Они прошли через приемную, где стояли стулья. Там сидел мальчик, примерно ровесник Ханны, и он показался Тоби знакомым. Может, он из школы? Нет, нет, откуда-то еще. И тут его осенило: этого самого мальчика они встретили на улице, когда Ханна до того застеснялась, что не могла на него смотреть. А потом еще раз, в Хэмптонсе, когда Тоби высаживал дочь возле кафе.
Он остановился:
– Это этот мальчик?
– Мистер Флейшман, мы не можем вам сказать, какой это был мальчик. Мы позвонили его…
– А он теперь тоже должен будет поехать домой? Его тоже унизят перед всеми?
– Мы позвонили его родителям.
– Его отправят домой?
– Вам нужно идти к дочери…
– Я требую, чтобы мне сказали, отправят ли его домой.
Директор принял побитый вид:
– Нет. Его родители в Швейцарии. Кроме того, фотографию отправил не он.
– Но он ее распространял.
Тоби наклонился над мальчиком и заглянул ему прямо в глаза.

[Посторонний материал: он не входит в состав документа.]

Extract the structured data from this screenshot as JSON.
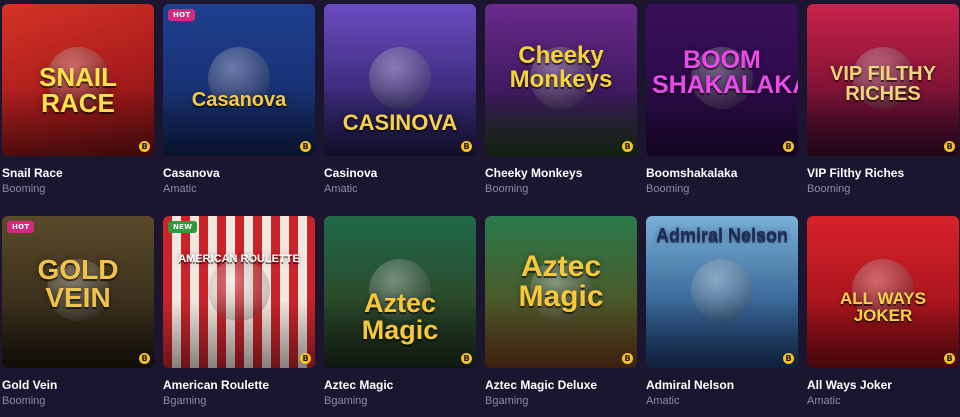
{
  "games": [
    {
      "name": "Snail Race",
      "provider": "Booming",
      "badge": "",
      "art_title": "SNAIL RACE",
      "bg": "linear-gradient(160deg,#d63324 0%,#a91c1c 55%,#6e1010 100%)",
      "art_color": "#ffe14a",
      "icon": "snail-icon"
    },
    {
      "name": "Casanova",
      "provider": "Amatic",
      "badge": "HOT",
      "art_title": "Casanova",
      "bg": "linear-gradient(180deg,#1e3f8f 0%,#173173 60%,#0f2250 100%)",
      "art_color": "#f4c94a",
      "icon": "portrait-icon"
    },
    {
      "name": "Casinova",
      "provider": "Amatic",
      "badge": "",
      "art_title": "CASINOVA",
      "bg": "linear-gradient(180deg,#6b4cc0 0%,#3b2a7a 60%,#1f1a4a 100%)",
      "art_color": "#f6d14c",
      "icon": "portrait-icon"
    },
    {
      "name": "Cheeky Monkeys",
      "provider": "Booming",
      "badge": "",
      "art_title": "Cheeky Monkeys",
      "bg": "linear-gradient(180deg,#6a2a8c 0%,#3e1a5e 60%,#1e3a1a 100%)",
      "art_color": "#f4d33a",
      "icon": "monkey-icon"
    },
    {
      "name": "Boomshakalaka",
      "provider": "Booming",
      "badge": "",
      "art_title": "BOOM SHAKALAKA",
      "bg": "linear-gradient(180deg,#3a0f5c 0%,#22093a 100%)",
      "art_color": "#e94be8",
      "icon": "burst-icon"
    },
    {
      "name": "VIP Filthy Riches",
      "provider": "Booming",
      "badge": "",
      "art_title": "VIP FILTHY RICHES",
      "bg": "linear-gradient(180deg,#c8224a 0%,#8a1538 50%,#3a0a2a 100%)",
      "art_color": "#f2d27a",
      "icon": "palm-icon"
    },
    {
      "name": "Gold Vein",
      "provider": "Booming",
      "badge": "HOT",
      "art_title": "GOLD VEIN",
      "bg": "linear-gradient(180deg,#5a4a2a 0%,#3a2e1a 60%,#1e170c 100%)",
      "art_color": "#f2c34a",
      "icon": "mine-icon"
    },
    {
      "name": "American Roulette",
      "provider": "Bgaming",
      "badge": "NEW",
      "art_title": "AMERICAN ROULETTE",
      "bg": "repeating-linear-gradient(90deg,#c8242a 0 9px,#f2e6e0 9px 18px)",
      "art_color": "#ffffff",
      "icon": "roulette-icon"
    },
    {
      "name": "Aztec Magic",
      "provider": "Bgaming",
      "badge": "",
      "art_title": "Aztec Magic",
      "bg": "linear-gradient(180deg,#1f6a4a 0%,#2a4a2a 55%,#1a2a1a 100%)",
      "art_color": "#f6c83a",
      "icon": "portrait-icon"
    },
    {
      "name": "Aztec Magic Deluxe",
      "provider": "Bgaming",
      "badge": "",
      "art_title": "Aztec Magic",
      "bg": "linear-gradient(180deg,#2a7a4a 0%,#4a5a2a 55%,#6a3a1a 100%)",
      "art_color": "#f6c83a",
      "icon": "portrait-icon"
    },
    {
      "name": "Admiral Nelson",
      "provider": "Amatic",
      "badge": "",
      "art_title": "Admiral Nelson",
      "bg": "linear-gradient(180deg,#7ab0d8 0%,#3a6a9a 55%,#1a3a6a 100%)",
      "art_color": "#1c2a5a",
      "icon": "portrait-icon"
    },
    {
      "name": "All Ways Joker",
      "provider": "Amatic",
      "badge": "",
      "art_title": "ALL WAYS JOKER",
      "bg": "linear-gradient(180deg,#d8222a 0%,#a8141c 60%,#7a0c14 100%)",
      "art_color": "#f6d24a",
      "icon": "joker-icon"
    }
  ],
  "coin_symbol": "B"
}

– Я правильно помню, что распространение детской порнографии карается существенным тюремным сроком независимо от возраста? – Мальчик отвел взгляд. Тоби наклонился еще ниже и приблизил лицо вплотную. – Однажды ты поймешь, в полной мере и без всяких сомнений, какое ты говно. Однажды ты поймешь, что ты грязь под ногами. Надеюсь, тебе будет больно.

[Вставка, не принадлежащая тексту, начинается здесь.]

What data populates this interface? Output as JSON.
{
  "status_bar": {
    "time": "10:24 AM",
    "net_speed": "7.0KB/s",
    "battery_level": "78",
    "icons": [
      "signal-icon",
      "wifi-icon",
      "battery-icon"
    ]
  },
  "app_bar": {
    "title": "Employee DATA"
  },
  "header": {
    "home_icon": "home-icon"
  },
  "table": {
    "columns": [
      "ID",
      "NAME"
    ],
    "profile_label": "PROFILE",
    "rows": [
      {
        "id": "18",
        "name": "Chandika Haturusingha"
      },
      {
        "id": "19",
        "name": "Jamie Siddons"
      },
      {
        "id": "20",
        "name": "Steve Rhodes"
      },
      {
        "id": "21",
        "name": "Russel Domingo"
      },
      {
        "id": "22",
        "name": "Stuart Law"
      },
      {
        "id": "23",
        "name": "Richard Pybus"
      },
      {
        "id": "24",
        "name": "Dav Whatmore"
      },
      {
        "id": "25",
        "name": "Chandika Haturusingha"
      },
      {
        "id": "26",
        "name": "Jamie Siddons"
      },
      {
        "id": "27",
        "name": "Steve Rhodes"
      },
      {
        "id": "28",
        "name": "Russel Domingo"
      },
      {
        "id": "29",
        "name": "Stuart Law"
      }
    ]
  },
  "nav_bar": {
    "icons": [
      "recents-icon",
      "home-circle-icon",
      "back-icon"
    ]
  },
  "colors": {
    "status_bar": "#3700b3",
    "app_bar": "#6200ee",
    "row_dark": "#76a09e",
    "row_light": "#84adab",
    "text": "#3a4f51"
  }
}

– Мистер Флейшман, – воскликнул директор, и Тоби отстранился, но знал: если вглядеться, можно увидеть в этих глазах искорку наглости и сознания своей вседозволенности. О чем он вообще думал, растя своих детей в таком окружении? Он забыл нечто очень важное в жизни, а именно: нужно заботиться о том, чтобы твои дети усвоили твои жизненные ценности. И сколько бы ты ни нашептывал им в ухо эти ценности, твои поступки – то, как ты распоряжаешься своим временем и ресурсами, – говорят громче. Можно ненавидеть Аппер-Ист-Сайд. Можно ненавидеть квартиру стоимостью в пять миллионов долларов. Можно ненавидеть частную школу, которая обходится по сорок тысяч на ребенка в год, и это еще только в начальных классах. Но твои дети никогда не узнают, что ты все это ненавидишь, – потому что ты на все это согласился. Ты не сообщал им о своих дисклеймерах, об оговорках, о том, как, несмотря на всю внешнюю видимость, ты тайно, в глубине души считал себя лучше мира, в котором вращался. Ты думал, что можно принадлежать к этому миру лишь отчасти. Ты думал, что можно взять его хорошие стороны и откинуть плохие, но это тоже страшно трудно. Ты ведешь детей на концерт и ожидаешь, что они услышат твой шепот из заднего ряда: «Дети, не всё это – для вас». Ты не вправе ничего от них ожидать. Ты не можешь ожидать от ребенка, что он не использует телефон, подаренный ему неделю назад – неделю! – чтобы сделать селфи своей совершенно плоской груди, прикрытой лифчиком, который мать и купила-то только потому, что неудобно быть единственной шестиклассницей без лифчика.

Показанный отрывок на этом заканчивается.